The Federal Reserve takes the key interest rate north by another quarter point.
Provided by Reeve Conover – Conover Consulting
On Wednesday morning, futures markets put the odds at 99.6% of a June interest rate increase by the Federal Reserve. Sure enough, the central bank made a move. It raised the key interest rate by 0.25%, taking the target range for the federal funds rate to the 1.00-1.25% range. The Federal Open Market Committee voted 8-1 to hike the rate, with Minneapolis Fed President Neel Kashkari being the lone dissenter.1,2
What were the key takeaways from the latest Fed policy statement? A few are worth noting.

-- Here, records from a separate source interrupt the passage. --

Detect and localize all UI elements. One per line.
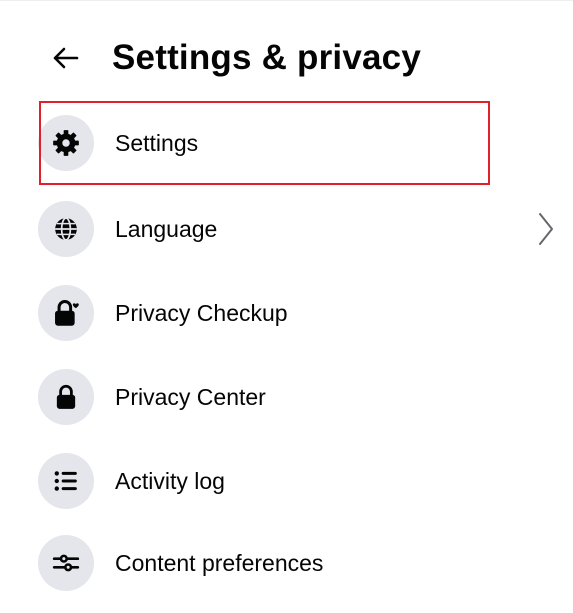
icon-circle xyxy=(38,453,94,509)
menu-item-label: Activity log xyxy=(115,468,225,494)
header: Settings & privacy xyxy=(0,23,573,93)
settings-privacy-panel: Settings & privacy Settings Language Pri… xyxy=(0,0,573,613)
lock-heart-icon xyxy=(55,299,79,326)
gear-icon xyxy=(53,130,79,156)
menu-item-label: Content preferences xyxy=(115,550,324,576)
chevron-right-icon xyxy=(530,211,562,247)
icon-circle xyxy=(38,369,94,425)
menu-item-label: Settings xyxy=(115,130,199,156)
menu-item-label: Privacy Checkup xyxy=(115,300,288,326)
menu-item-label: Language xyxy=(115,216,218,242)
icon-circle xyxy=(38,535,94,591)
menu-item-privacy-center[interactable]: Privacy Center xyxy=(0,361,573,433)
menu-item-privacy-checkup[interactable]: Privacy Checkup xyxy=(0,277,573,349)
icon-circle xyxy=(38,201,94,257)
list-icon xyxy=(54,471,77,491)
back-button[interactable] xyxy=(42,35,90,81)
icon-circle xyxy=(38,285,94,341)
arrow-left-icon xyxy=(53,47,79,69)
menu-item-language[interactable]: Language xyxy=(0,193,573,265)
sliders-icon xyxy=(52,554,80,572)
menu-item-content-preferences[interactable]: Content preferences xyxy=(0,527,573,599)
menu-item-activity-log[interactable]: Activity log xyxy=(0,445,573,517)
icon-circle xyxy=(38,115,94,171)
lock-icon xyxy=(56,384,76,409)
page-title: Settings & privacy xyxy=(112,38,421,77)
menu-item-label: Privacy Center xyxy=(115,384,266,410)
globe-icon xyxy=(55,217,77,241)
menu-item-settings[interactable]: Settings xyxy=(0,107,573,179)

First of all, the central bank did not change its dot-plot forecast for the rest of 2017. It still projects just one more interest rate hike before 2018 arrives. (After the rate move Wednesday, the CME Group’s FedWatch Tool put the odds of a September rate increase at 19% and the odds of a December rate increase at 45%.)2,3
Second, the Fed announced it would begin to slowly reduce its $4.5 billion holdings of Treasuries and mortgage-linked securities “this year.” Third, it lowered its inflation projection for the balance of 2017 to 1.6% from the prior 1.9%. Fourth, it projected the unemployment rate to decline to 4.3% by December.2
How did the market take all this? Largely in stride. The only eye-opener was the Fed declaring a start date (of sorts) to trim its huge securities stockpile. Just how does the Fed plan to unwind its balance sheet? It will start by letting about $6 billion of maturing principal in Treasuries and $4 billion of maturing mortgage-backed securities and agency debt to run off per month. Those respective limits will rise by $6 billion and $4 billion each quarter over a year, until they reach a respective $30 billion and $20 billion per month.4
Investors and traders can now begin to speculate when the central bank might make its next monetary policy move.